Repartir. Pédaler. Avancer.

Il y a quinze jours déjà je terminais ma 1ère journée de vélo voyage avec un tiers du parcours sous la pluie, sans savoir où nous allions dormir. Dinant (Belgique) – Revin (France).  Environ 70 km.

Quand après une dernière vérification, je suis montée sur mon vélo, je ne savais pas où j’allais. Je suivais mon mari qui nous emmenait dans notre 1er road trip à vélo. Un rêve qu’il fomente depuis un moment. Confiante. Heureuse de me retrouver en couple avec lui pendant que nos 2 pirates passent de belles heures avec leurs grands-parents. Aucune attente car la plus grande était déjà comblée : se retrouver à 2.

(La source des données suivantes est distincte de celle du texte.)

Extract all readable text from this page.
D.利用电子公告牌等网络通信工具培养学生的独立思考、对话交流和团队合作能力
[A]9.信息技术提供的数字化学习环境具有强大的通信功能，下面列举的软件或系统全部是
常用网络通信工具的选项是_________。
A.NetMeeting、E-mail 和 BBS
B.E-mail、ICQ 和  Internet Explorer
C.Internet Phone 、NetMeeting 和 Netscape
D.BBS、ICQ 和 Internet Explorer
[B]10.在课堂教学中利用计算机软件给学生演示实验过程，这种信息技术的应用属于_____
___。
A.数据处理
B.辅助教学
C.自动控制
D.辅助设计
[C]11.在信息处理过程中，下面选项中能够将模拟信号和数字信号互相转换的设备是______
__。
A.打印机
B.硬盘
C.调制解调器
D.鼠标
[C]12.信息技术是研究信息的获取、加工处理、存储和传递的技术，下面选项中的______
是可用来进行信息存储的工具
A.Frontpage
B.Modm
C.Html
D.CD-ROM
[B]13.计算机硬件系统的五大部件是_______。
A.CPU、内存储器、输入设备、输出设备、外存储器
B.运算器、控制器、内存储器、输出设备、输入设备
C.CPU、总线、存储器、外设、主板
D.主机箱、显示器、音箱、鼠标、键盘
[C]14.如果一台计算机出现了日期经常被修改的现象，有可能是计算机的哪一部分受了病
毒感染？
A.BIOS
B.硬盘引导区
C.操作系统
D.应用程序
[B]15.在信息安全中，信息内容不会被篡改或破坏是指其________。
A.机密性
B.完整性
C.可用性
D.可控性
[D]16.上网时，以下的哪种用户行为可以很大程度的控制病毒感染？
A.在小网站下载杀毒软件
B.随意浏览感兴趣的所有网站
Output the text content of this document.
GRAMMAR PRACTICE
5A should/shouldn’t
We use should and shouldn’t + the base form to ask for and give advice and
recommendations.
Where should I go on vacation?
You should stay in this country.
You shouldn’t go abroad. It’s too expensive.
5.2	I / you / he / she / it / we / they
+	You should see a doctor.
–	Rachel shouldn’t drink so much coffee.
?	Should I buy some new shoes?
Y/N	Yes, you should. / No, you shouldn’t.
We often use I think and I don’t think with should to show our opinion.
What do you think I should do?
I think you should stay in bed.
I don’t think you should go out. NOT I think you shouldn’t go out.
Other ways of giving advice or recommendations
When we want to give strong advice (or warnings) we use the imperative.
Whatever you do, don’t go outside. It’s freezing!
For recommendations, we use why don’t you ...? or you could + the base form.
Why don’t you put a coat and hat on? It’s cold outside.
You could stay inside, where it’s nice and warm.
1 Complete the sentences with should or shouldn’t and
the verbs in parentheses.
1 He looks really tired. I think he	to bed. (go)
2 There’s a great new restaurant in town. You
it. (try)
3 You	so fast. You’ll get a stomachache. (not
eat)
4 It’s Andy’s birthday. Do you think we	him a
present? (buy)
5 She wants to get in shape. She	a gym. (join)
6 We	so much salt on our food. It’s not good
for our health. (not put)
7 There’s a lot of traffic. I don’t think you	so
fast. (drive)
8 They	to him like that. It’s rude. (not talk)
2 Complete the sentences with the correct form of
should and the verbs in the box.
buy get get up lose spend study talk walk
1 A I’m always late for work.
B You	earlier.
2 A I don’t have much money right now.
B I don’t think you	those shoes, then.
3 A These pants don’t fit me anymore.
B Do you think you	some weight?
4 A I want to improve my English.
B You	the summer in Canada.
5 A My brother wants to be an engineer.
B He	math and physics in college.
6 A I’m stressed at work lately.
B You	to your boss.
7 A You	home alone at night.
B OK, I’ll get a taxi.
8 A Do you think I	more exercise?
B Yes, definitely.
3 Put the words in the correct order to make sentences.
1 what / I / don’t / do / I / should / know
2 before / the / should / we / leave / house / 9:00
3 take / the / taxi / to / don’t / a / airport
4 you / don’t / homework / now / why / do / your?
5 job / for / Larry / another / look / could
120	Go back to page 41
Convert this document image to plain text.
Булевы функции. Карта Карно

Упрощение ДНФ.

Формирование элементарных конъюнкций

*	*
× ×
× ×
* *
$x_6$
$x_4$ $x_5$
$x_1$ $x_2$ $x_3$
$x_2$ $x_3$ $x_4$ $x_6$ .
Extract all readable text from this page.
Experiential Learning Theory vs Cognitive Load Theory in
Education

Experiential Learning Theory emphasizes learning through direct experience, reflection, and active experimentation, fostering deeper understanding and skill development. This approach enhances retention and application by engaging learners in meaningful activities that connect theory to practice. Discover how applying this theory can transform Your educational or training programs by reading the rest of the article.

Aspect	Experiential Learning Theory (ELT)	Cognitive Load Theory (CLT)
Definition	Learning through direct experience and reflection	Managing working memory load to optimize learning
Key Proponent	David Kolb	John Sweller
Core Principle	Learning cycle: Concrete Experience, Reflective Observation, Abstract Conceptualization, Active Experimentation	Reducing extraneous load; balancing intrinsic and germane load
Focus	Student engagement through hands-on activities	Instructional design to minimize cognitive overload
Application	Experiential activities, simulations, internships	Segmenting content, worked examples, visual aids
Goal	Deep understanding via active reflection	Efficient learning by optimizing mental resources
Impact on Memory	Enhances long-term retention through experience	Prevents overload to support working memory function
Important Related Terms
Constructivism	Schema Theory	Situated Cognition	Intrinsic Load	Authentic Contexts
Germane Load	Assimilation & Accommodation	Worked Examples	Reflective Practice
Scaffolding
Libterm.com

Et j’ai pédalé. Le long de la Meuse. Entre la Belgique, si proche de nous et pourtant tout autre, et une partie de la France inconnue de moi, les Ardennes. Mon pays et pourtant ailleurs.

Comme c’était bon, cette force motrice qui m’a mise en mouvement. Même sous la pluie et l’orage, je riais. Comme une gamine qui saute les 2 pieds joints dans une flaque.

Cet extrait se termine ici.